En 2022, la Chine était encore en haut de liste des pays partenaires avec 2,46 MEVP, cependant en baisse de 3,8 %. Une donnée à mettre en perspective avec les débats politiques qui ont animé l’an dernier le Bundestag quand il s’est agi de l’entrée de Cosco Shipping Ports, filiale du groupe chinois de transport maritime éponyme, au capital d’un des terminaux à conteneurs de Hambourg (le Container Terminal Tollerort, CTT), qu’exploite le manutentionnaire allemand HHLA.

Le gouvernement d’Olaf Scholz a finalement tranché fin octobre, contre l’avis négatif de la Commission européenne et en dépit de l’opposition de six ministères fédéraux (Économie, Intérieur, Défense, Finances, Transports et Affaires étrangères). Cosco pourra donc devenir actionnaire aux côtés de HHLA non sans avoir consenti de voir sa participation rabotée à 24,9 %, au lieu de 30 % initialement négociés.

Entre la première annonce en 2021 et la fin du feuilleton, la donne a changé outre-Rhin. L’Allemagne a élu un gouvernement de coalition composé de sociaux-démocrates, de verts et de libéraux, qui a vu le ministère de l’Économie basculer dans le camp des Verts, moins ouverts à l’idée de vendre les actifs stratégiques, a fortiori pour tomber dans l’escarcelle d’un groupe contrôlé par des intérêts d’État chinois. Par ailleurs, l’attaque de la Russie contre l’Ukraine a brutalement mis en exergue l’extrême dépendance de l’Allemagne à l’égard des investissements étrangers, notamment des gazoducs acheminant du gaz russe, ce qui a rendu le gouvernement plus regardant, d’autant qu’il s’agit du troisième port européen.

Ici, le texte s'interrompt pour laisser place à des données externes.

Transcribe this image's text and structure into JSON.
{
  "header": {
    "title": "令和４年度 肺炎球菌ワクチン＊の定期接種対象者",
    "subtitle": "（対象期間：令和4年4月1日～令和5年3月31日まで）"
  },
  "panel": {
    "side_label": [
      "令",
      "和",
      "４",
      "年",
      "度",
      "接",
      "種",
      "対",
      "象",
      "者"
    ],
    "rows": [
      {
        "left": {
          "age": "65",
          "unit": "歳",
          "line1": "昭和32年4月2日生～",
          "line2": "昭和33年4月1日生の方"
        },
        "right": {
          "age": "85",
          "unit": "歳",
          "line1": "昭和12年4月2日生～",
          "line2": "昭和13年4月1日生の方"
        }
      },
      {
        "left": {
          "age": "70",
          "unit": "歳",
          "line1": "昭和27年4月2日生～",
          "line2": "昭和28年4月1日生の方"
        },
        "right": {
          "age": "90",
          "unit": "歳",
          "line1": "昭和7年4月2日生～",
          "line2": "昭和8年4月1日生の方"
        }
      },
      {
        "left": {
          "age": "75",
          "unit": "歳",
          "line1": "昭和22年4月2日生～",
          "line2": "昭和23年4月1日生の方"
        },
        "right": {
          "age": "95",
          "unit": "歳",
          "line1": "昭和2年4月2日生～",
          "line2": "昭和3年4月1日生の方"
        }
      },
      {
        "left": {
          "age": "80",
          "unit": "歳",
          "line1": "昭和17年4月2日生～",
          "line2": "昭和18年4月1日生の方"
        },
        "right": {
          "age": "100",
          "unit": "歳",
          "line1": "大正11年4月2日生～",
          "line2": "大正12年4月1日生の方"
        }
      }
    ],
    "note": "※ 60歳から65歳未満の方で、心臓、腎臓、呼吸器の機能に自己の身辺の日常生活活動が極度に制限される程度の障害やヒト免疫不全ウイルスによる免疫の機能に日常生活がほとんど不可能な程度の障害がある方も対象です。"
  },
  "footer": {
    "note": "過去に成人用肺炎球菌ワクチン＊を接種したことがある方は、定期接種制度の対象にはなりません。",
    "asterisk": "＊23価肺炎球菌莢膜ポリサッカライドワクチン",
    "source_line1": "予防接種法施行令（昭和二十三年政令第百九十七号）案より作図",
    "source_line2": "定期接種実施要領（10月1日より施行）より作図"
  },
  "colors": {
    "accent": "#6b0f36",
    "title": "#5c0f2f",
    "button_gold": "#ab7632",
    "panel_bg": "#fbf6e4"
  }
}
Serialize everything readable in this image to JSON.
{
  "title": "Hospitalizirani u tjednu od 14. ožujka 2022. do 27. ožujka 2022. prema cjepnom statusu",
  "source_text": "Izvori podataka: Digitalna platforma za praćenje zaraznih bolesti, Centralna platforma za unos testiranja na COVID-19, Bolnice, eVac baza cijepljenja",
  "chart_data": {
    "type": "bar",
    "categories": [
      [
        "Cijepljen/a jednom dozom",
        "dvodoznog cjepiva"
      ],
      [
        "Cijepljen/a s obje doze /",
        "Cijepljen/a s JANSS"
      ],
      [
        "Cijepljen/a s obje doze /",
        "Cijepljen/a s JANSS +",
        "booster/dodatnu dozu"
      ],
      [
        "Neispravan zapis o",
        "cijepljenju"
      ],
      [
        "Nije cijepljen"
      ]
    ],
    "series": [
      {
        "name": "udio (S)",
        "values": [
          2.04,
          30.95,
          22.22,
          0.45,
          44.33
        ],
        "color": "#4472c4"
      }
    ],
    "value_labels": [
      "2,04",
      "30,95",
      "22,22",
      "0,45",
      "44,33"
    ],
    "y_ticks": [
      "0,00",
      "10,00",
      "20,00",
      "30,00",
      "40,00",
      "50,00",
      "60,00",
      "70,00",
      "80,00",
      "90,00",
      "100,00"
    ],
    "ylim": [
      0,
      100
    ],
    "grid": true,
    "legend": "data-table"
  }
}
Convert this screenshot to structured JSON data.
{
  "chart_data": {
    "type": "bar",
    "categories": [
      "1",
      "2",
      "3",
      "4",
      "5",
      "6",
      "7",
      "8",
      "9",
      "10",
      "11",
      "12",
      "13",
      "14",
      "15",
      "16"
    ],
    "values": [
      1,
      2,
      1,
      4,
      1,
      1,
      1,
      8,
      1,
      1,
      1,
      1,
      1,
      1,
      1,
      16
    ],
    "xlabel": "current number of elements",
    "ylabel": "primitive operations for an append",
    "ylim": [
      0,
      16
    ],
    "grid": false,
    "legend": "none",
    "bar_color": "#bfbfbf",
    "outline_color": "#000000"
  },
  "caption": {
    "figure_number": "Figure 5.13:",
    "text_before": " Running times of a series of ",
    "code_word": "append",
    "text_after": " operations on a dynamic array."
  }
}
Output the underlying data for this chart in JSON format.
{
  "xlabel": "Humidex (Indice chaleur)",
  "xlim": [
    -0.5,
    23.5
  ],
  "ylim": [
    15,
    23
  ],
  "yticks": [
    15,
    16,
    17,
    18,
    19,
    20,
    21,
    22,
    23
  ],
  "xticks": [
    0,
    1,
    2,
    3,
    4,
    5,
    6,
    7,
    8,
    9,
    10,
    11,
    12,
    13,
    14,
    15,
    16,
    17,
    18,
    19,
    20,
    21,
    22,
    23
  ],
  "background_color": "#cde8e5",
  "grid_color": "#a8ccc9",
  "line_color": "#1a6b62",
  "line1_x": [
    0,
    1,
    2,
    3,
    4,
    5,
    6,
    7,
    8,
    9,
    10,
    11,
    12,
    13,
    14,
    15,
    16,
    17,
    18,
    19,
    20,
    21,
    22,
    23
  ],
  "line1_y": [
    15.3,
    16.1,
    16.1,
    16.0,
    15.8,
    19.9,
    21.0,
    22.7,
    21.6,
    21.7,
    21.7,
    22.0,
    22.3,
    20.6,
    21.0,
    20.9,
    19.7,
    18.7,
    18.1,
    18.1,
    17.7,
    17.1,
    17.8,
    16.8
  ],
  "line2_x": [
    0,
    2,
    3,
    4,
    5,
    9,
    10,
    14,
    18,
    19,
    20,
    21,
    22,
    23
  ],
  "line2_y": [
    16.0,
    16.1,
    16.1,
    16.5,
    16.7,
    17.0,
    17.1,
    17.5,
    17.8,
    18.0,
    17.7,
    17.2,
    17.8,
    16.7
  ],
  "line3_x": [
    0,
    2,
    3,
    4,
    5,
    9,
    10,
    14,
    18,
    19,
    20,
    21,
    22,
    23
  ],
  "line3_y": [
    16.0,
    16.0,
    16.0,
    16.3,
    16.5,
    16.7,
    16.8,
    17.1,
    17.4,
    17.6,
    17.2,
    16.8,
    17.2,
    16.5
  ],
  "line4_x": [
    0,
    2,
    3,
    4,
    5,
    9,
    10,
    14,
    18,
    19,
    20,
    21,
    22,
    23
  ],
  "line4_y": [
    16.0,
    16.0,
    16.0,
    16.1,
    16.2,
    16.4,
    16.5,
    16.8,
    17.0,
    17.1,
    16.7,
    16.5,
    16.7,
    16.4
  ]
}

L’affaire détonne car le groupe chinois prend pied dans un port où aucun de ses concurrents n’est impliqué, excepté Hapag-Lloyd, qui détient 25,1 % dans le Container Terminal Altenwerder (CTA).

La Chine reste incontestable bien que contestée

Derrière la Chine, mais avec une bien moindre influence, les échanges conteneurisés avec les États-Unis s’établissent à 605 000 EVP, également en baisse de 2,1 %. Surprenantes, les relations avec la Pologne dont les volumes, à 294 000 EVP, ont augmenté de près de 25 %, ce qui place le pays en quatrième position. Le port n’a pas renseigné cet aspect. Un autre signal positif a été émis par le Canada, avec des flux en hausse de 6,6 % pour atteindre au moins 196 000 EVP, ce qui hisse le pays parmi les dix premiers partenaires.

Alors que la Russie était un des quatre premiers partenaires de l’Allemagne, les relations tiennent désormais à un fil ténu, de 80 000 EVP, soit à peine cinq porte-conteneurs de la taille qui fréquente habituellement le port hanséatique. Le pays de Vladimir Poutine est rétrogradé à la vingt-septième place dans le classement des partenaires commerciaux.

Le train sur les rails

Sur les 8,3 MEVP, 5,4 millions de conteneurs ont été destinés à l’hinterland. Le rail a conservé sa part modale habituelle de 50,5 %, avec 2,71 MEVP (2,2 % par le fleuve avec un peu plus de 118 000 EVP et 47,3 % par la route). Le transbordement est en baisse, de 3,3 à 2,9 MEVP.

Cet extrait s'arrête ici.